I think the results would indicate that clearly we need to integrate that into our overall model of the depositional environment and the potential and that may lead up to some additional work in that in those sands of a comparable geologic age. But it's just way too early to comment on specific plans at this point. And
we have time for one final question and Good
Good morning,
Guy. Thanks for putting me in here. I apologize for revisiting this, but I think it's important and just trying to understand the messaging on the $25,000,000,000 or so medium term capital spending framework and how sensitive that might be to the oil price environment, should we find ourselves in a lower oil price world than you may have anticipated at the time you gave the guidance. And really just trying to understand that tension between investing sufficiently to sustain replenish your portfolio against the willingness to tolerate some cash flow outspend. And really I just ask because on an organic basis, you're spending right now is obviously well below that $25,000,000,000 future potential run rate, even allowing for some pretty material activity increases over the back half of this year?

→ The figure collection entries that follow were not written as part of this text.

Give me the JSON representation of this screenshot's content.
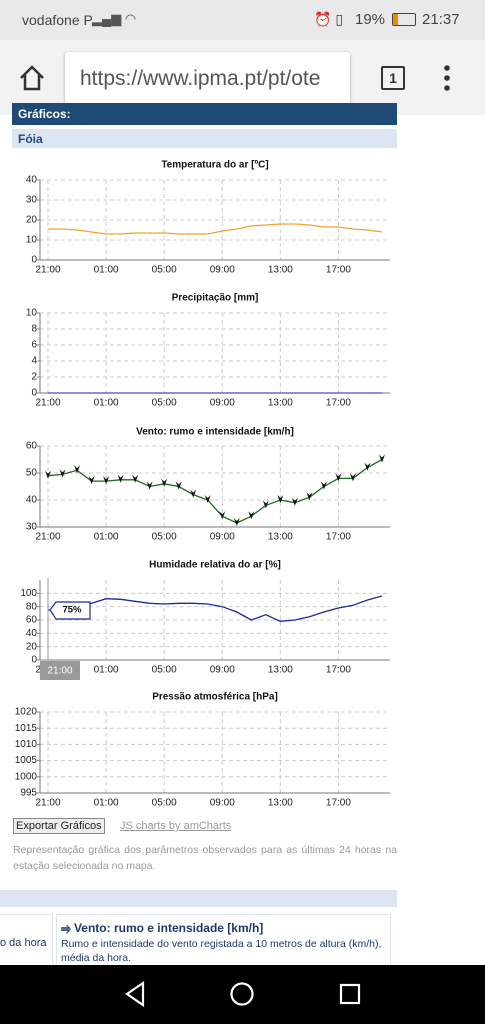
{
  "status_bar": {
    "carrier": "vodafone P",
    "battery": "19%",
    "time": "21:37"
  },
  "browser": {
    "url": "https://www.ipma.pt/pt/ote",
    "tab_count": "1"
  },
  "section": {
    "title": "Gráficos:",
    "station": "Fóia"
  },
  "chart_data": [
    {
      "type": "line",
      "title": "Temperatura do ar [ºC]",
      "categories": [
        "21:00",
        null,
        null,
        null,
        "01:00",
        null,
        null,
        null,
        "05:00",
        null,
        null,
        null,
        "09:00",
        null,
        null,
        null,
        "13:00",
        null,
        null,
        null,
        "17:00",
        null,
        null,
        null
      ],
      "values": [
        15.5,
        15.5,
        15,
        14,
        13,
        13,
        13.5,
        13.5,
        13.5,
        13,
        13,
        13,
        14.5,
        15.5,
        17,
        17.5,
        18,
        18,
        17.5,
        16.5,
        16.5,
        15.5,
        15,
        14
      ],
      "color": "#f0a030",
      "ylim": [
        0,
        40
      ],
      "yticks": [
        0,
        10,
        20,
        30,
        40
      ],
      "grid": true
    },
    {
      "type": "line",
      "title": "Precipitação [mm]",
      "categories": [
        "21:00",
        null,
        null,
        null,
        "01:00",
        null,
        null,
        null,
        "05:00",
        null,
        null,
        null,
        "09:00",
        null,
        null,
        null,
        "13:00",
        null,
        null,
        null,
        "17:00",
        null,
        null,
        null
      ],
      "values": [
        0,
        0,
        0,
        0,
        0,
        0,
        0,
        0,
        0,
        0,
        0,
        0,
        0,
        0,
        0,
        0,
        0,
        0,
        0,
        0,
        0,
        0,
        0,
        0
      ],
      "color": "#3355cc",
      "ylim": [
        0,
        10
      ],
      "yticks": [
        0,
        2,
        4,
        6,
        8,
        10
      ],
      "grid": true
    },
    {
      "type": "line",
      "title": "Vento: rumo e intensidade [km/h]",
      "categories": [
        "21:00",
        null,
        null,
        null,
        "01:00",
        null,
        null,
        null,
        "05:00",
        null,
        null,
        null,
        "09:00",
        null,
        null,
        null,
        "13:00",
        null,
        null,
        null,
        "17:00",
        null,
        null,
        null
      ],
      "values": [
        49,
        49.5,
        51,
        47,
        47,
        47.5,
        47.5,
        45,
        46,
        45,
        42,
        40,
        34,
        31.5,
        34,
        38,
        40,
        39,
        41,
        45,
        48,
        48,
        52,
        55
      ],
      "color": "#1f6b1f",
      "marker": "arrow",
      "ylim": [
        30,
        60
      ],
      "yticks": [
        30,
        40,
        50,
        60
      ],
      "grid": true
    },
    {
      "type": "line",
      "title": "Humidade relativa do ar [%]",
      "categories": [
        "21:00",
        null,
        null,
        null,
        "01:00",
        null,
        null,
        null,
        "05:00",
        null,
        null,
        null,
        "09:00",
        null,
        null,
        null,
        "13:00",
        null,
        null,
        null,
        "17:00",
        null,
        null,
        null
      ],
      "values": [
        75,
        75,
        80,
        85,
        92,
        91,
        88,
        85,
        84,
        85,
        85,
        84,
        80,
        72,
        60,
        68,
        58,
        60,
        65,
        72,
        78,
        82,
        90,
        96
      ],
      "value_labels": [
        "75%",
        null,
        null,
        null,
        null,
        null,
        null,
        null,
        null,
        null,
        null,
        null,
        null,
        null,
        null,
        null,
        null,
        null,
        null,
        null,
        null,
        null,
        null,
        null
      ],
      "color": "#1a2a9a",
      "ylim": [
        0,
        120
      ],
      "yticks": [
        0,
        20,
        40,
        60,
        80,
        100
      ],
      "grid": true
    },
    {
      "type": "line",
      "title": "Pressão atmosférica [hPa]",
      "categories": [
        "21:00",
        null,
        null,
        null,
        "01:00",
        null,
        null,
        null,
        "05:00",
        null,
        null,
        null,
        "09:00",
        null,
        null,
        null,
        "13:00",
        null,
        null,
        null,
        "17:00",
        null,
        null,
        null
      ],
      "values": [
        null,
        null,
        null,
        null,
        null,
        null,
        null,
        null,
        null,
        null,
        null,
        null,
        null,
        null,
        null,
        null,
        null,
        null,
        null,
        null,
        null,
        null,
        null,
        null
      ],
      "color": "#3355cc",
      "ylim": [
        995,
        1020
      ],
      "yticks": [
        995,
        1000,
        1005,
        1010,
        1015,
        1020
      ],
      "grid": true
    }
  ],
  "export_button": "Exportar Gráficos",
  "credit_link": "JS charts by amCharts",
  "description": "Representação gráfica dos parâmetros observados para as últimas 24 horas na estação selecionada no mapa.",
  "info_cards": [
    {
      "text": "o da hora"
    },
    {
      "title": "Vento: rumo e intensidade [km/h]",
      "text": "Rumo e intensidade do vento registada a 10 metros de altura (km/h), média da hora."
    }
  ]
}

Yes. Well, I think it's a very good question. And a couple of thoughts I would share with you is, 1, remember our long term investment program is really founded on our long term constructive view of energy demand. And we are really trying for us to compete and win, simply put, is that we have got to be the lowest cost of supply producer out there. And that's really the mindset that we use as we set up these long cycle investments, okay.
So a large part of our investment program that we shared with you all in March, the Analyst Meeting, after the end of the decade is really is long cycle investments. Now, of course, we've got short cycle component and it represents, let's just say round numbers about a third of our total upstream spend. And we will look at that, particularly in a near term price, a low price environment. We'll look at that to make sure that it makes good sense because one of the things you want to do in the short cycle program, particularly in things like Permian or the Bakken is you want to maintain a certain level of activity to continue to grow that learning curve. You don't ever want to drop back on that learning curve.
On the same hand, you don't want to over invest. Last thing we want to do is over capitalize in unconventional business. So we'll keep a level commensurate with that learning curve benefit and you saw that over 2015, 2016 as we dropped rigs, we stayed pretty high in our activity level. So those are kind of some of the trade offs we've got. I'd summarize by saying that we've got flexibility.
We have always built in flexibility and we tried to share some of that at the Analyst Meeting with respect to our capital program. But again, I'll just emphasize that the long cycle program is really based on our constructive view of supply and demand.
Thanks, Jeff.
You're welcome.
And this does conclude our question and answer session. I'd like to turn the conference back to Mr. Woodbury for any additional or closing comments.
Well, to conclude, I just thank everybody once again for your time. I mean, very thoughtful questions this morning. A really good exchange of some of the key fundamental elements that drives our value proposition. I do appreciate the preparation. And importantly, we really do appreciate the trust that our investors place in ExxonMobil.
So we'll close here and look forward to our future discussions. Thank you.
And with that ladies and gentlemen, that does conclude today's call. We'd like to thank you again for your participation. You may now disconnect.